EDIT: Consider $m,n\in\mathbb{Z}$ with $\frac{m}{n}\in \mathbb{R} -\mathbb{Z}$ and $n>1$.

Given integers $m,n$ I want to prove that $$\bigg\lfloor \frac{m}{n} \bigg\rfloor=\frac{m}{n}-\frac{1}{2}+\frac{1}{2n}\sum_{k=1}^{n-1} \sin \bigg(\frac{2\pi km}{n}\bigg) \cot \bigg(\frac{\pi k}{n}\bigg)$$

Using a Fourier expansion I obtain $$ \bigg\lfloor \frac{m}{n} \bigg\rfloor=\frac{m}{n}-\frac{1}{2}+\frac{1}{\pi}\sum_{k=1}^{\infty}\frac{\sin (2\pi k \frac{m}{n})} {k}$$

However, I do not see how $$\frac{1}{2n}\sum_{k=1}^{n-1}\sin\bigg( \frac{2\pi km}{n} \bigg)\cot \bigg(\frac{\pi k}{n} \bigg) =\frac{1}{\pi}\sum_{k=1}^{\infty}\frac{\sin (2\pi k \frac{m}{n})} {k}$$

EDIT This link http://functions.wolfram.com/IntegerFunctions/Floor/06/ShowAll.html also claims that they are equal.

cap
  • 2,443
  • As written, the sum on the right does not converge. – Ron Gordon Mar 16 '14 at 20:55
  • Sorry, I will edit: $m/n \in \mathbb{R} - \mathbb{Z} $ with $m,n \in \mathbb{Z}$ and $n>1$ – cap Mar 16 '14 at 21:00
  • You're still not there. Look carefully at your link. – Ron Gordon Mar 16 '14 at 21:11
  • @Gordon The infinite series in question may very well converge, just not absolutely. This is a very curious sum indeed. I would think an arithmetic progression formula for sine or cosine is needed.

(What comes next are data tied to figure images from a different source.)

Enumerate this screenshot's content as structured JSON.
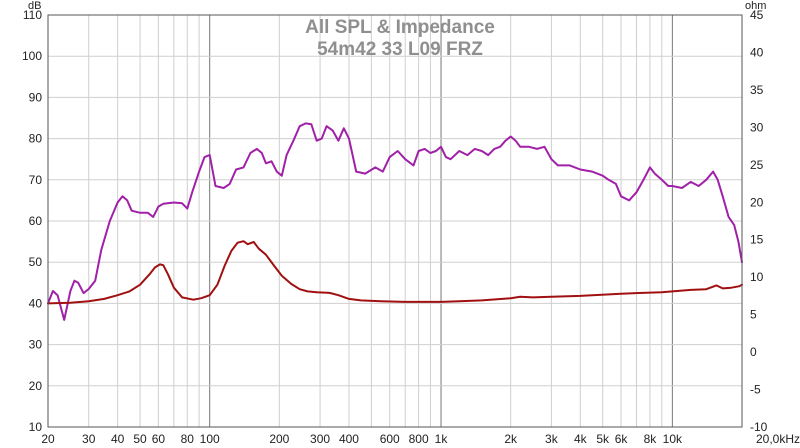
{
  "chart_data": {
    "type": "line",
    "title": "All SPL & Impedance",
    "subtitle": "54m42 33 L09 FRZ",
    "ylabel": "dB",
    "y2label": "ohm",
    "xlabel": "",
    "xscale": "log",
    "xlim": [
      20,
      20000
    ],
    "ylim": [
      10,
      110
    ],
    "y2lim": [
      -10,
      45
    ],
    "grid": true,
    "legend": "none",
    "x_tick_labels": [
      {
        "value": 20,
        "label": "20"
      },
      {
        "value": 30,
        "label": "30"
      },
      {
        "value": 40,
        "label": "40"
      },
      {
        "value": 50,
        "label": "50"
      },
      {
        "value": 60,
        "label": "60"
      },
      {
        "value": 80,
        "label": "80"
      },
      {
        "value": 100,
        "label": "100"
      },
      {
        "value": 200,
        "label": "200"
      },
      {
        "value": 300,
        "label": "300"
      },
      {
        "value": 400,
        "label": "400"
      },
      {
        "value": 600,
        "label": "600"
      },
      {
        "value": 800,
        "label": "800"
      },
      {
        "value": 1000,
        "label": "1k"
      },
      {
        "value": 2000,
        "label": "2k"
      },
      {
        "value": 3000,
        "label": "3k"
      },
      {
        "value": 4000,
        "label": "4k"
      },
      {
        "value": 5000,
        "label": "5k"
      },
      {
        "value": 6000,
        "label": "6k"
      },
      {
        "value": 8000,
        "label": "8k"
      },
      {
        "value": 10000,
        "label": "10k"
      },
      {
        "value": 20000,
        "label": "20,0kHz"
      }
    ],
    "y_ticks": [
      10,
      20,
      30,
      40,
      50,
      60,
      70,
      80,
      90,
      100,
      110
    ],
    "y2_ticks": [
      -10,
      -5,
      0,
      5,
      10,
      15,
      20,
      25,
      30,
      35,
      40,
      45
    ],
    "series": [
      {
        "axis": "left",
        "color": "#a020a8",
        "points": [
          [
            20,
            40
          ],
          [
            21,
            43
          ],
          [
            22,
            42
          ],
          [
            23.5,
            36
          ],
          [
            25,
            43
          ],
          [
            26,
            45.5
          ],
          [
            27,
            45
          ],
          [
            28.5,
            42.5
          ],
          [
            30,
            43.5
          ],
          [
            32,
            45.5
          ],
          [
            34,
            53
          ],
          [
            37,
            60
          ],
          [
            40,
            64.5
          ],
          [
            42,
            66
          ],
          [
            44,
            65
          ],
          [
            46,
            62.5
          ],
          [
            50,
            62
          ],
          [
            54,
            62
          ],
          [
            57,
            61
          ],
          [
            60,
            63.5
          ],
          [
            63,
            64.2
          ],
          [
            70,
            64.5
          ],
          [
            76,
            64.3
          ],
          [
            80,
            63
          ],
          [
            84,
            67
          ],
          [
            90,
            72
          ],
          [
            95,
            75.5
          ],
          [
            100,
            76
          ],
          [
            106,
            68.5
          ],
          [
            115,
            68
          ],
          [
            122,
            69
          ],
          [
            130,
            72.5
          ],
          [
            140,
            73
          ],
          [
            150,
            76.5
          ],
          [
            160,
            77.5
          ],
          [
            168,
            76.5
          ],
          [
            175,
            74
          ],
          [
            185,
            74.5
          ],
          [
            195,
            72
          ],
          [
            205,
            71
          ],
          [
            215,
            76
          ],
          [
            230,
            79.5
          ],
          [
            245,
            83
          ],
          [
            260,
            83.7
          ],
          [
            275,
            83.5
          ],
          [
            290,
            79.5
          ],
          [
            305,
            80
          ],
          [
            320,
            83
          ],
          [
            340,
            82
          ],
          [
            360,
            79.5
          ],
          [
            380,
            82.5
          ],
          [
            400,
            80
          ],
          [
            430,
            72
          ],
          [
            470,
            71.5
          ],
          [
            520,
            73
          ],
          [
            560,
            72
          ],
          [
            600,
            75.5
          ],
          [
            650,
            77
          ],
          [
            700,
            75
          ],
          [
            760,
            73.5
          ],
          [
            800,
            77
          ],
          [
            850,
            77.5
          ],
          [
            900,
            76.5
          ],
          [
            950,
            77
          ],
          [
            1000,
            78
          ],
          [
            1050,
            75.5
          ],
          [
            1100,
            75
          ],
          [
            1200,
            77
          ],
          [
            1300,
            76
          ],
          [
            1400,
            77.5
          ],
          [
            1500,
            77
          ],
          [
            1600,
            76
          ],
          [
            1700,
            77.5
          ],
          [
            1800,
            78
          ],
          [
            1900,
            79.5
          ],
          [
            2000,
            80.5
          ],
          [
            2100,
            79.5
          ],
          [
            2200,
            78
          ],
          [
            2400,
            78
          ],
          [
            2600,
            77.5
          ],
          [
            2800,
            78
          ],
          [
            3000,
            75
          ],
          [
            3200,
            73.5
          ],
          [
            3600,
            73.5
          ],
          [
            4000,
            72.5
          ],
          [
            4500,
            72
          ],
          [
            5000,
            71
          ],
          [
            5300,
            70
          ],
          [
            5700,
            69
          ],
          [
            6000,
            66
          ],
          [
            6500,
            65
          ],
          [
            7000,
            67
          ],
          [
            7500,
            70
          ],
          [
            8000,
            73
          ],
          [
            8400,
            71.5
          ],
          [
            8800,
            70.5
          ],
          [
            9200,
            69.5
          ],
          [
            9600,
            68.5
          ],
          [
            10000,
            68.5
          ],
          [
            11000,
            68
          ],
          [
            12000,
            69.5
          ],
          [
            13000,
            68.5
          ],
          [
            14000,
            70
          ],
          [
            15000,
            72
          ],
          [
            15700,
            70
          ],
          [
            16500,
            66
          ],
          [
            17500,
            61
          ],
          [
            18500,
            59
          ],
          [
            19300,
            55
          ],
          [
            20000,
            50
          ]
        ]
      },
      {
        "axis": "right",
        "color": "#a01010",
        "points": [
          [
            20,
            6.5
          ],
          [
            25,
            6.6
          ],
          [
            30,
            6.8
          ],
          [
            35,
            7.1
          ],
          [
            40,
            7.6
          ],
          [
            45,
            8.1
          ],
          [
            50,
            9.0
          ],
          [
            55,
            10.4
          ],
          [
            58,
            11.3
          ],
          [
            61,
            11.7
          ],
          [
            63,
            11.6
          ],
          [
            66,
            10.4
          ],
          [
            70,
            8.6
          ],
          [
            76,
            7.3
          ],
          [
            85,
            7.0
          ],
          [
            92,
            7.2
          ],
          [
            100,
            7.6
          ],
          [
            108,
            9.0
          ],
          [
            116,
            11.5
          ],
          [
            124,
            13.5
          ],
          [
            132,
            14.6
          ],
          [
            140,
            14.8
          ],
          [
            146,
            14.4
          ],
          [
            155,
            14.7
          ],
          [
            163,
            13.8
          ],
          [
            175,
            13.0
          ],
          [
            190,
            11.5
          ],
          [
            205,
            10.2
          ],
          [
            225,
            9.1
          ],
          [
            245,
            8.4
          ],
          [
            265,
            8.1
          ],
          [
            290,
            8.0
          ],
          [
            330,
            7.9
          ],
          [
            360,
            7.6
          ],
          [
            400,
            7.1
          ],
          [
            450,
            6.9
          ],
          [
            550,
            6.8
          ],
          [
            700,
            6.7
          ],
          [
            900,
            6.7
          ],
          [
            1000,
            6.7
          ],
          [
            1200,
            6.8
          ],
          [
            1500,
            6.9
          ],
          [
            2000,
            7.2
          ],
          [
            2200,
            7.4
          ],
          [
            2500,
            7.3
          ],
          [
            3000,
            7.4
          ],
          [
            4000,
            7.5
          ],
          [
            6000,
            7.8
          ],
          [
            9000,
            8.0
          ],
          [
            12000,
            8.3
          ],
          [
            14000,
            8.4
          ],
          [
            15500,
            8.9
          ],
          [
            16500,
            8.5
          ],
          [
            18000,
            8.6
          ],
          [
            19500,
            8.8
          ],
          [
            20000,
            9.0
          ]
        ]
      }
    ]
  }
}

Maybe a variation of http://math.stackexchange.com/questions/17966 – Bobby Ocean Mar 25 '14 at 10:13

1 Answers1

2

For given $n\in{\mathbb N}_{\geq1}$ the function $$f:\>{\mathbb Z}\to{\mathbb R},\quad k\mapsto\left\lfloor{k\over n}\right\rfloor -{k\over n}$$ is periodic with period $n$. Now do a discrete Fourier transform on $f$, and you will obtain a finite trigonometric sum representing $f$.

Christian Blatter
  • 226,825